Value Proposition: To date, the identification of anti-viral agents for cytomegalovirus (CMV), a major threat in immunocompromised people and congenitally-infected children, relies on evaluation of viral replication via plaque assays and real-time PCR. However, these assays are laborious, time-consuming and often not conclusive. New drug screening methods, such as the one described below, are urgently needed. This new technology provides CMV strains expressing luciferase under control of the CMV-DNA polymerase (POL) or the true late pp28 promoter, applicable for the high-throughput screening of novel anti-CMV therapeutics.
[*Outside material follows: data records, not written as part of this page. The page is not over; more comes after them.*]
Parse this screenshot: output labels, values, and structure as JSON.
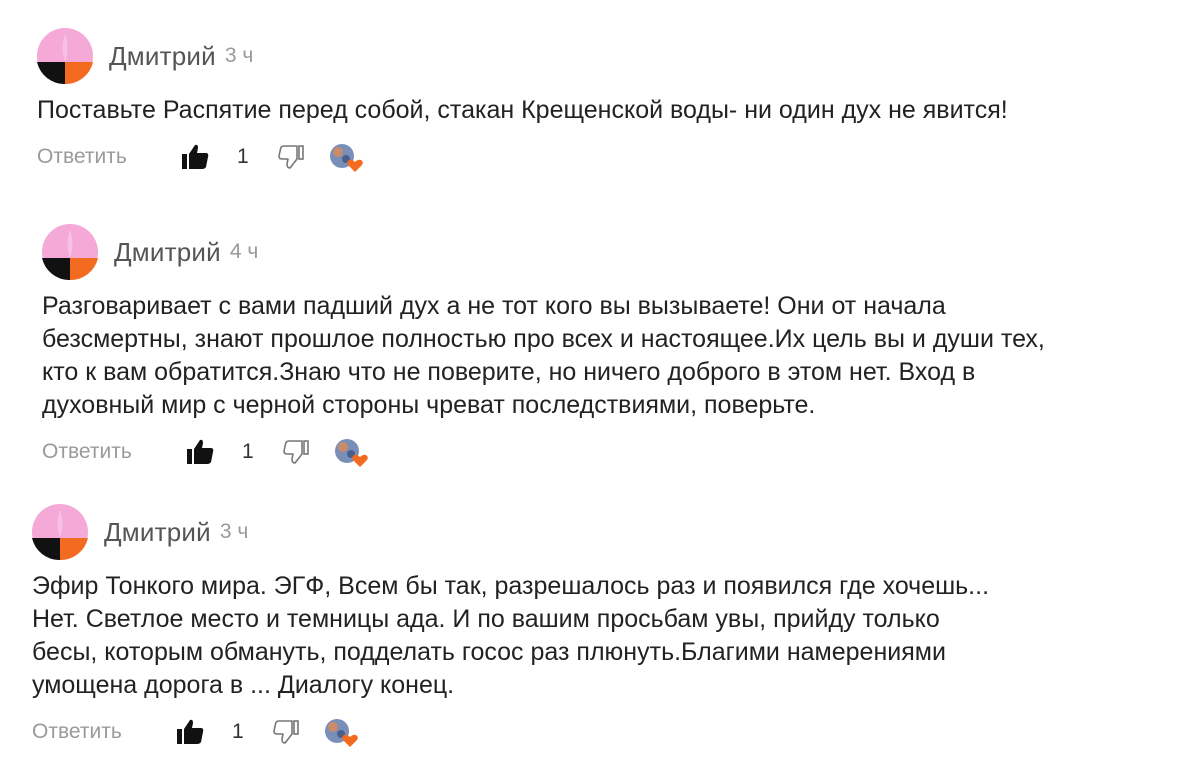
{
  "comments": [
    {
      "author": "Дмитрий",
      "time": "3 ч",
      "text": "Поставьте Распятие перед собой, стакан Крещенской воды- ни один дух не явится!",
      "reply_label": "Ответить",
      "likes": "1"
    },
    {
      "author": "Дмитрий",
      "time": "4 ч",
      "text": "Разговаривает с вами падший дух а не тот кого вы вызываете! Они от начала\nбезсмертны, знают прошлое полностью про всех и настоящее.Их цель вы и души тех,\nкто к вам обратится.Знаю что не поверите, но ничего доброго в этом нет. Вход в\nдуховный мир с черной стороны чреват последствиями, поверьте.",
      "reply_label": "Ответить",
      "likes": "1"
    },
    {
      "author": "Дмитрий",
      "time": "3 ч",
      "text": "Эфир Тонкого мира. ЭГФ, Всем бы так, разрешалось раз и появился где хочешь...\nНет. Светлое место и темницы ада. И по вашим просьбам увы, прийду только\nбесы, которым обмануть, подделать госос раз плюнуть.Благими намерениями\nумощена дорога в ... Диалогу конец.",
      "reply_label": "Ответить",
      "likes": "1"
    }
  ],
  "icons": {
    "avatar": "avatar-pink-black-orange",
    "like": "thumbs-up-icon",
    "dislike": "thumbs-down-icon",
    "reaction": "reaction-heart-icon"
  },
  "colors": {
    "avatar_pink": "#f5a9d6",
    "avatar_orange": "#f26b21",
    "avatar_black": "#111111",
    "heart": "#f26b21"
  }
}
Advantages include:
• Rapid, sensitive, easy-to-use, low-cost identification of anti-viral drugs via luciferase-reporter assay
• Reliable quantitative evaluation of drug efficiency and assessment of drug inhibitory mechanism
• Applicable for high-throughput drug screening
Technical Details: Johns Hopkins researchers have engineered recombinant CMV strains expressing luciferase under the control of the POL or the true late pp28 promoter, useful as a robust new reporter assay to determine CMV inhibition by anti-viral agents. There is still a great demand for novel therapeutics for CMV, a life-threatening infection for people with weakened immune system such as organ transplant recipients or new-born infants, due to the frequent emergence of resistant viral strains and severe side-effects of existing drugs. However, current drug screening using plaque assays and real-time PCR is inefficient and often inaccurate. Therefore, this technology presents a novel screening tool for anti-CMV compounds using luciferase-tagged CMV strains, enabling the simple and highly precise monitoring and quantification of viral replication. Late CMV protein expression highly correlates with the production of infectious progeny. Hence, the here-presented pp28-luciferase CMV strain allows screening for compounds that target steps prior to or during DNA replication. Moreover, a recombinant CMV strain expressing luciferase under control of the early POL promoter is provided, therefore presenting a useful system to compare structurally related compounds and gain mechanistic insights into their mode of action. Together, the ease of use, low cost, and high sensitivity make this luciferase reporter system an attractive new tool for the rapid and accurate high-throughput screening of novel anti-CMV compounds.
Looking for Partners: To develop and commercialize the technology as a robust screening tool for anti-CMV agents.
Publications/Associated Cases: Virol J. 2011 Jan 26;8:40.